The meeting in London today approved the deal with 80.3 per cent of votes in favour and 19.7 per cent against. It will provide a saving grace for Sirius’ north Yorkshire mine, which was set to be closed if no deal could be reached.
At market close this afternoon, shares in Sirius and Anglo American were up 7.70 and 3.17 per cent respectively.
“The positive outcome from today’s meeting secures a return for shareholders, and provides greater certainty in terms of safeguarding the project, protecting the jobs of our employees, and allowing the community, region and the UK to continue to benefit from the project,” Sirius chairman Russell Scrimshaw said.
Sirius boss Chris Fraser had previously urged shareholders to support the Anglo deal, saying there was no obvious alternative.
This view was shared by local conservative MP Robert Goodwill, who is an investor himself. Many local people had also backed the Yorkshire project, some reportedly putting in their life savings.
Yesterday however, a rift broke out between more high profile investors.

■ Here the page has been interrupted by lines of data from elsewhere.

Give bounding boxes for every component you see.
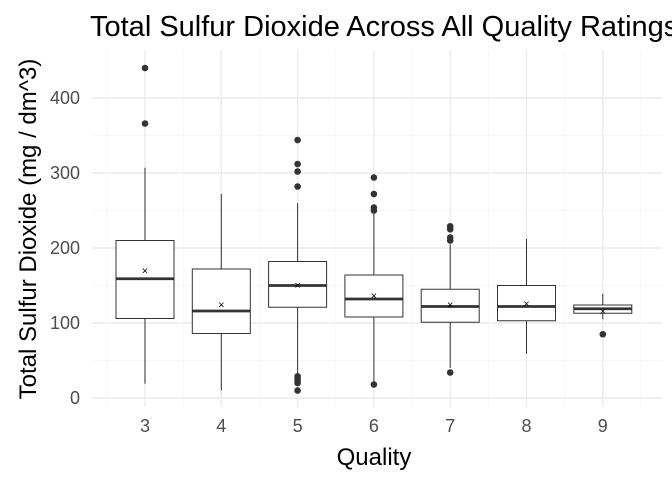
x-tick-label: 7 [445,416,455,436]
outlier-point [370,381,378,388]
outlier-point [294,136,301,144]
y-axis-title: Total Sulfur Dioxide (mg / dm^3) [15,59,42,400]
x-tick-label: 5 [293,416,303,436]
outlier-point [141,64,149,72]
outlier-point [294,183,301,190]
outlier-point [141,120,149,127]
chart-title: Total Sulfur Dioxide Across All Quality … [90,11,672,43]
y-tick-label: 200 [50,238,80,258]
mean-marker: × [294,280,300,292]
mean-marker: × [218,299,224,311]
outlier-point [370,204,378,211]
mean-marker: × [371,290,377,302]
outlier-point [370,174,378,181]
outlier-point [294,168,301,175]
outlier-point [294,160,301,168]
box [191,268,251,334]
outlier-point [370,190,378,198]
outlier-point [294,387,301,394]
mean-marker: × [447,299,453,311]
x-axis-title: Quality [337,444,412,471]
y-tick-label: 300 [50,163,80,183]
outlier-point [446,369,454,376]
x-tick-label: 6 [369,416,379,436]
mean-marker: × [523,299,529,311]
mean-marker: × [142,266,148,278]
outlier-point [294,372,301,380]
y-tick-label: 0 [70,388,80,408]
box [344,274,404,318]
outlier-point [446,234,454,241]
y-tick-label: 100 [50,313,80,333]
outlier-point [446,222,454,230]
mean-marker: × [600,306,606,318]
outlier-point [599,330,607,338]
box [497,285,556,322]
y-tick-label: 400 [50,88,80,108]
x-tick-label: 9 [598,416,608,436]
x-tick-label: 3 [140,416,150,436]
x-tick-label: 4 [216,416,226,436]
x-tick-label: 8 [521,416,531,436]
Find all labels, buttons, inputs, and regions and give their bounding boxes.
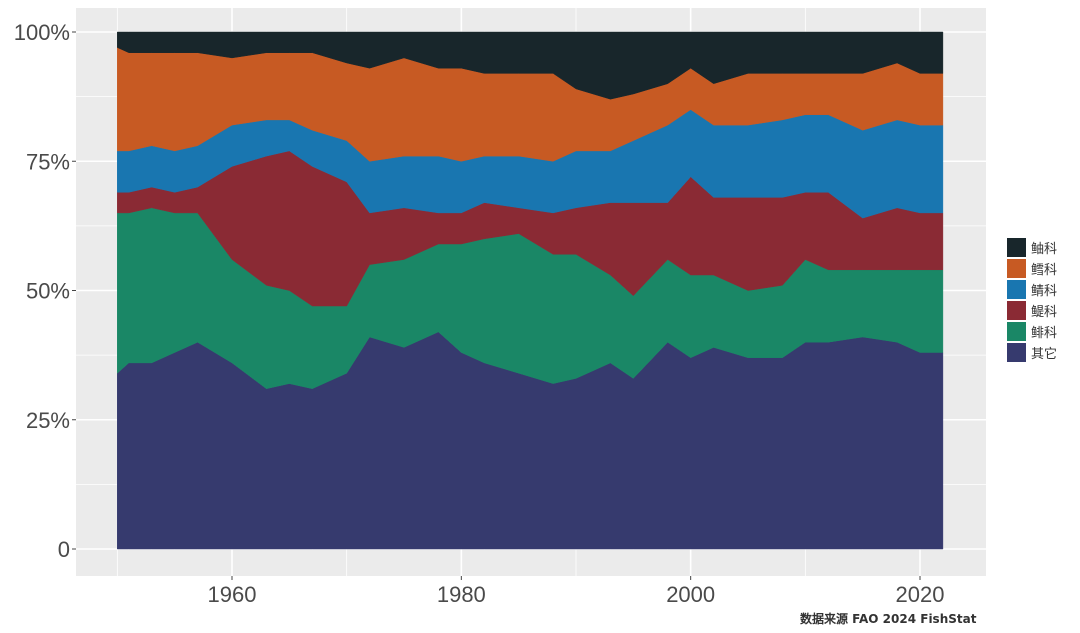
y-tick-label: 0 (58, 537, 70, 562)
data-source-note: 数据来源 FAO 2024 FishStat (800, 612, 977, 626)
y-tick-label: 75% (26, 149, 70, 174)
area-series (117, 31, 944, 550)
x-tick-label: 1960 (208, 582, 257, 607)
legend-item: 鲱科 (1007, 321, 1057, 342)
legend: 鲉科鳕科鲭科鳀科鲱科其它 (1007, 237, 1057, 363)
legend-swatch (1007, 238, 1026, 257)
legend-item: 鳀科 (1007, 300, 1057, 321)
legend-label: 鲭科 (1031, 284, 1058, 299)
x-tick-label: 2020 (896, 582, 945, 607)
legend-swatch (1007, 343, 1026, 362)
legend-label: 鲉科 (1031, 242, 1058, 257)
legend-item: 鳕科 (1007, 258, 1057, 279)
legend-swatch (1007, 322, 1026, 341)
y-axis-ticks: 0 25% 50% 75% 100% (14, 20, 76, 562)
legend-swatch (1007, 280, 1026, 299)
legend-swatch (1007, 259, 1026, 278)
x-tick-label: 1980 (437, 582, 486, 607)
x-tick-label: 2000 (666, 582, 715, 607)
legend-label: 鳕科 (1031, 263, 1058, 278)
x-axis-ticks: 1960 1980 2000 2020 (208, 576, 945, 607)
legend-label: 鲱科 (1031, 326, 1058, 341)
y-tick-label: 25% (26, 408, 70, 433)
area-鲉科 (117, 31, 944, 100)
y-tick-label: 100% (14, 20, 70, 45)
legend-swatch (1007, 301, 1026, 320)
legend-label: 鳀科 (1031, 305, 1058, 320)
legend-item: 其它 (1007, 342, 1057, 363)
legend-item: 鲭科 (1007, 279, 1057, 300)
y-tick-label: 50% (26, 279, 70, 304)
legend-item: 鲉科 (1007, 237, 1057, 258)
legend-label: 其它 (1031, 347, 1058, 362)
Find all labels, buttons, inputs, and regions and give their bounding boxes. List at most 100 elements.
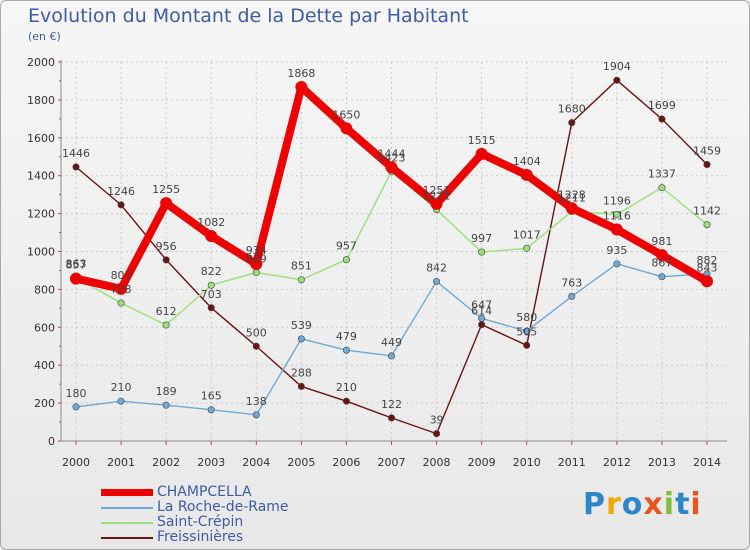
data-label-la-roche-de-rame: 842: [426, 261, 447, 274]
data-point-saint-crepin: [252, 269, 260, 277]
logo-letter: P: [583, 487, 606, 522]
data-label-saint-crepin: 889: [246, 253, 267, 266]
x-tick-label: 2006: [332, 456, 360, 469]
data-point-freissinieres: [387, 414, 395, 422]
data-point-la-roche-de-rame: [72, 403, 80, 411]
legend-swatch: [101, 489, 153, 496]
logo-letter: i: [690, 487, 702, 522]
data-label-freissinieres: 703: [201, 288, 222, 301]
y-tick-label: 1000: [27, 246, 55, 259]
data-label-saint-crepin: 1423: [378, 151, 406, 164]
data-point-la-roche-de-rame: [342, 346, 350, 354]
data-label-saint-crepin: 728: [111, 283, 132, 296]
y-tick-label: 1800: [27, 94, 55, 107]
data-point-champcella: [701, 275, 713, 288]
data-label-la-roche-de-rame: 882: [697, 254, 718, 267]
data-label-saint-crepin: 1142: [693, 205, 721, 218]
axes: 0 200 400 600 800 1000 1200 1400 1600 1800 2000 200…: [27, 56, 727, 469]
x-tick-label: 2011: [558, 456, 586, 469]
data-label-la-roche-de-rame: 210: [111, 381, 132, 394]
data-label-freissinieres: 39: [430, 414, 444, 427]
data-label-saint-crepin: 1017: [513, 228, 541, 241]
data-label-champcella: 1404: [513, 155, 541, 168]
data-label-la-roche-de-rame: 189: [156, 385, 177, 398]
data-point-champcella: [250, 258, 263, 271]
data-point-champcella: [655, 249, 668, 262]
x-tick-label: 2008: [423, 456, 451, 469]
data-point-champcella: [520, 168, 533, 181]
data-label-champcella: 1444: [378, 147, 406, 160]
data-point-la-roche-de-rame: [117, 397, 125, 405]
chart-title: Evolution du Montant de la Dette par Hab…: [28, 5, 469, 27]
grid: [61, 61, 727, 441]
data-label-champcella: 1251: [423, 184, 451, 197]
data-point-freissinieres: [703, 161, 711, 169]
data-label-saint-crepin: 1196: [603, 194, 631, 207]
data-label-freissinieres: 1699: [648, 99, 676, 112]
y-tick-label: 400: [34, 359, 55, 372]
data-point-freissinieres: [297, 382, 305, 390]
data-point-freissinieres: [523, 341, 531, 349]
data-label-saint-crepin: 863: [66, 257, 87, 270]
y-tick-label: 600: [34, 321, 55, 334]
data-label-saint-crepin: 822: [201, 265, 222, 278]
data-point-freissinieres: [72, 163, 80, 171]
data-label-champcella: 1228: [558, 188, 586, 201]
data-label-champcella: 843: [697, 261, 718, 274]
legend-label: Saint-Crépin: [157, 514, 244, 530]
data-label-saint-crepin: 1211: [558, 192, 586, 205]
data-label-champcella: 1868: [287, 67, 315, 80]
data-point-saint-crepin: [478, 248, 486, 256]
x-tick-label: 2013: [648, 456, 676, 469]
x-tick-label: 2000: [62, 456, 90, 469]
data-point-la-roche-de-rame: [523, 327, 531, 335]
data-label-champcella: 1082: [197, 216, 225, 229]
data-label-champcella: 1116: [603, 210, 631, 223]
data-point-champcella: [475, 147, 488, 160]
legend-label: CHAMPCELLA: [157, 484, 252, 500]
data-point-la-roche-de-rame: [433, 277, 441, 285]
y-tick-label: 1200: [27, 208, 55, 221]
x-tick-label: 2012: [603, 456, 631, 469]
data-label-saint-crepin: 851: [291, 260, 312, 273]
logo-letter: t: [675, 487, 691, 522]
data-label-saint-crepin: 1337: [648, 168, 676, 181]
data-point-freissinieres: [433, 430, 441, 438]
data-point-freissinieres: [568, 119, 576, 127]
data-label-freissinieres: 122: [381, 398, 402, 411]
data-label-freissinieres: 1446: [62, 147, 90, 160]
data-label-champcella: 1650: [332, 108, 360, 121]
data-point-champcella: [610, 223, 623, 236]
logo-letter: x: [643, 487, 664, 522]
data-label-la-roche-de-rame: 647: [471, 298, 492, 311]
data-label-saint-crepin: 957: [336, 240, 357, 253]
logo-letter: o: [621, 487, 644, 522]
y-tick-label: 1600: [27, 132, 55, 145]
data-label-freissinieres: 500: [246, 326, 267, 339]
data-point-freissinieres: [117, 201, 125, 209]
data-label-la-roche-de-rame: 539: [291, 319, 312, 332]
data-label-freissinieres: 1459: [693, 145, 721, 158]
data-point-freissinieres: [162, 256, 170, 264]
x-tick-label: 2004: [242, 456, 270, 469]
data-point-champcella: [205, 229, 218, 242]
data-label-la-roche-de-rame: 165: [201, 390, 222, 403]
data-point-saint-crepin: [523, 244, 531, 252]
legend-label: Freissinières: [157, 529, 244, 545]
data-point-champcella: [340, 122, 353, 135]
data-point-champcella: [115, 282, 128, 295]
data-label-la-roche-de-rame: 180: [66, 387, 87, 400]
data-point-la-roche-de-rame: [613, 260, 621, 268]
data-label-saint-crepin: 997: [471, 232, 492, 245]
logo-letter: r: [606, 487, 622, 522]
x-tick-label: 2009: [468, 456, 496, 469]
data-point-freissinieres: [613, 76, 621, 84]
x-tick-label: 2001: [107, 456, 135, 469]
data-point-freissinieres: [252, 342, 260, 350]
data-label-la-roche-de-rame: 935: [606, 244, 627, 257]
data-label-la-roche-de-rame: 138: [246, 395, 267, 408]
y-tick-label: 800: [34, 283, 55, 296]
x-tick-label: 2007: [378, 456, 406, 469]
data-point-saint-crepin: [297, 276, 305, 284]
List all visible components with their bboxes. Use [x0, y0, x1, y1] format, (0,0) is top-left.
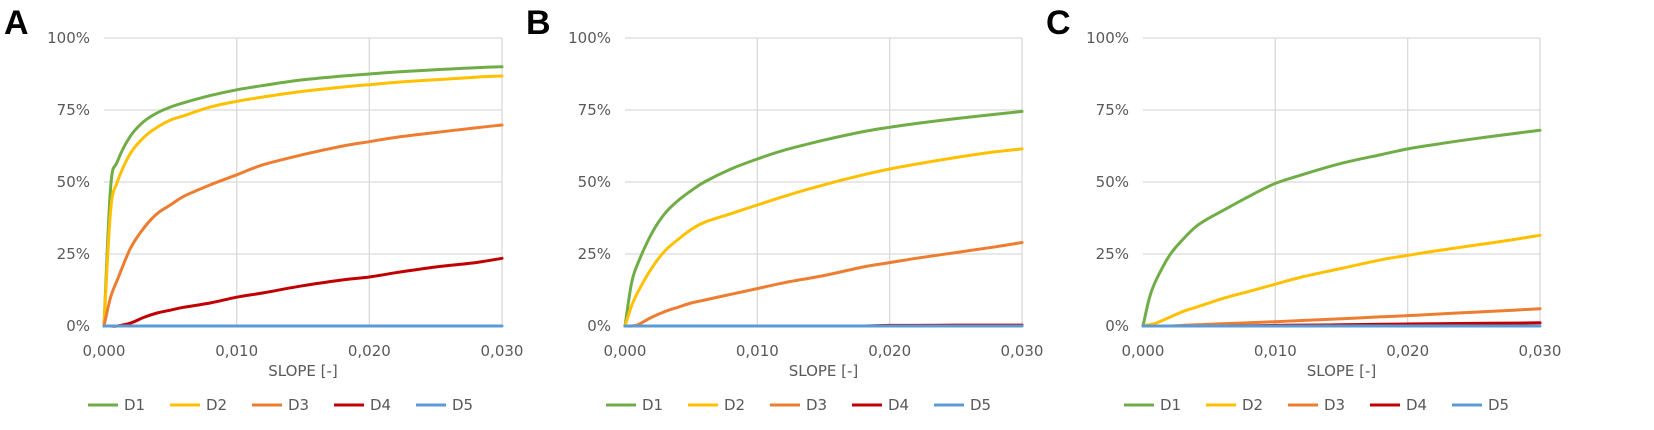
series-line-d2 [102, 74, 504, 328]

Jupiter Fund Management, who hold a 7.8 per cent stake in Sirius, pledged to vote for the deal. However, Crispin Odey, husband of Jupiter boss Nichola Pease, had been a long term critic of Anglo’s proposal.
Odey argued the original price per share offering of 5.5p was too low, and as Anglo’s offer was not “best and final”, a high offer could still be made.
Odey holds an estimated 1.3 per cent share in Sirius.
The proposed mine, under the North Yorkshire Moors, is thought to be the largest deposit of potash fertiliser in the world. The project has had the support of local people in the area, where up to 1,000 jobs could be created.
In the nearby Tees Valley, hopes are high more indirect jobs could be created through exporting the material.
The news came on the same day that the future of British Steel’s plants in Scunthorpe and Teeside was secured through investment by Chinese firm Jingye group.